What is ControlNet?

ControlNet is like an add-on neural network that works alongside Stable Diffusion to give you more precise control over the image generation process. Instead of relying on just a text prompt, ControlNet lets you feed extra image-based guidance (like sketches, edges, or poses) so the generated image better matches your vision.

Why was ControlNet created?

Stable Diffusion generates images from text, but sometimes the output can be unpredictable or not exactly what you want in terms of composition or structure.

ControlNet solves this by providing a strong conditioning signal — that is, it tells the model where and how to generate certain shapes or layouts based on the extra input you provide (like a rough sketch or an edge map).

How does ControlNet work?

Base model frozen: The original Stable Diffusion model is kept as is (weights frozen).
Add ControlNet module: A separate neural network (ControlNet) is trained to process the additional input (e.g., edge map, pose).
Conditioning: ControlNet outputs features that guide the diffusion process inside the main model.
Generation: During image generation, both the text prompt and ControlNet’s conditioning influence the final image.

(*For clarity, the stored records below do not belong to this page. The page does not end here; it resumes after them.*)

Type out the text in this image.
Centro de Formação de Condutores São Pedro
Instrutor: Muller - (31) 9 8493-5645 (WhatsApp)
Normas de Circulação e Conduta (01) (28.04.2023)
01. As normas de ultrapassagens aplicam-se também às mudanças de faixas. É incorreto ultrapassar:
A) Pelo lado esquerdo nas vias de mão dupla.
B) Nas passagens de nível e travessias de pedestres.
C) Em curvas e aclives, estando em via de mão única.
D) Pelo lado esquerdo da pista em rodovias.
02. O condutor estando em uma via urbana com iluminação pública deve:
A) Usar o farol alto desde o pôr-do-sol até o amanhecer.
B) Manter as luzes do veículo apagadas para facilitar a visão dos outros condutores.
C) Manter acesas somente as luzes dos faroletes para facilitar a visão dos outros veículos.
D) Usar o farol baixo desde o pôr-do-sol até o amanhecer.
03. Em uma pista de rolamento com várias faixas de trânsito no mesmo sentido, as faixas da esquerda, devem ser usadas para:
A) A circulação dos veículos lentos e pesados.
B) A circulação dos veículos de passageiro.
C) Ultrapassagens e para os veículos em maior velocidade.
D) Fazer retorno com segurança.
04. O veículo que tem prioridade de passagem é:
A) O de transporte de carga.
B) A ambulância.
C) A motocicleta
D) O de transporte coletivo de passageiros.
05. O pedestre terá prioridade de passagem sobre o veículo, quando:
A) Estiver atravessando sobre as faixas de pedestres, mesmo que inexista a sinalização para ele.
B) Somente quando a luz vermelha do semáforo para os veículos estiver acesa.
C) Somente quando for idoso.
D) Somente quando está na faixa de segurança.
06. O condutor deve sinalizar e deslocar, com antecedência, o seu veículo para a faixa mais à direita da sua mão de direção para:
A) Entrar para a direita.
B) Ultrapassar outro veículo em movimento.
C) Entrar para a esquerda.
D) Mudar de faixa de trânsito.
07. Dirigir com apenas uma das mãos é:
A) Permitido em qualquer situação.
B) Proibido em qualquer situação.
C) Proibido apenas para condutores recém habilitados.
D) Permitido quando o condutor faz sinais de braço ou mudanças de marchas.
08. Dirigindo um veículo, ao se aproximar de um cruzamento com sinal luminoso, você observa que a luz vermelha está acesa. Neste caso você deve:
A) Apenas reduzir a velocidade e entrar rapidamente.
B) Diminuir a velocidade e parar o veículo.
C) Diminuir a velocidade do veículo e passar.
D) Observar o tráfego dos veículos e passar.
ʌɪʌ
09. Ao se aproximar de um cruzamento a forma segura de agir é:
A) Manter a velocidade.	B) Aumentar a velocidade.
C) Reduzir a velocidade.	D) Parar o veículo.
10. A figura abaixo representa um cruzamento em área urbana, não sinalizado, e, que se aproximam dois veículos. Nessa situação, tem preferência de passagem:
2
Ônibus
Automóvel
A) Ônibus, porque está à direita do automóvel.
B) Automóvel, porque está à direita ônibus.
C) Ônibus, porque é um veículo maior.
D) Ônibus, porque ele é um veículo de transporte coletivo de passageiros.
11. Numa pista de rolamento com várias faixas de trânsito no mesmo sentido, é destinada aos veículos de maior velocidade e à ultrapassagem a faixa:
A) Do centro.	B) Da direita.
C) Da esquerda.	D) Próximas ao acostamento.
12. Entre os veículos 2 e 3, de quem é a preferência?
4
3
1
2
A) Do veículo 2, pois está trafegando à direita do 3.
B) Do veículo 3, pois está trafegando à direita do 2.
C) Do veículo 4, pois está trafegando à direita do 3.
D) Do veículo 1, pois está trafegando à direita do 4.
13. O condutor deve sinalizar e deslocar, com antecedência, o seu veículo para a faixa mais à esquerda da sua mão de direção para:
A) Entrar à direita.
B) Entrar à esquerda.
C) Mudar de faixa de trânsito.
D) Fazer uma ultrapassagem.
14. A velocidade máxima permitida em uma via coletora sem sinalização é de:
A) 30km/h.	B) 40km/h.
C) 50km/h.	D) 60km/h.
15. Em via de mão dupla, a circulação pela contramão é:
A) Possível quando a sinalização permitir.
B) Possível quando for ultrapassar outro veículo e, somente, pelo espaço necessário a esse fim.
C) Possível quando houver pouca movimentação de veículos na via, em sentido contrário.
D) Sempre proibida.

Common Control Types (Input Modalities):

Control Type	Description	Use case example
Canny	Edge detection from an image using the Canny algorithm	Generate an image that respects the outline of an existing drawing or photo
HED (Holistically-Nested Edge Detection)	A more sophisticated edge detection that captures fine details	Similar to Canny but captures edges more precisely
OpenPose	Extracts human body pose keypoints (stick figure style)	Generate images with a specific human pose or movement
Depth	Depth map that encodes distance information of objects	Generate images with correct 3D perspective and depth
Normal Map	Surface orientation map that helps with lighting and 3D shape	Useful for generating realistic 3D lighting effects
MLSD (Line Segment Detector)	Detects straight line segments	Useful for architectural or structured scenes

Why use ControlNet?

Precise composition control: Want your character standing in a certain pose? Use OpenPose.
Follow a sketch: Roughly draw outlines, and ControlNet will generate a detailed image matching it.
Maintain scene structure: Use edges or depth maps to keep buildings or objects in correct perspective.
Creative freedom: Mix text prompts with image hints for unique results.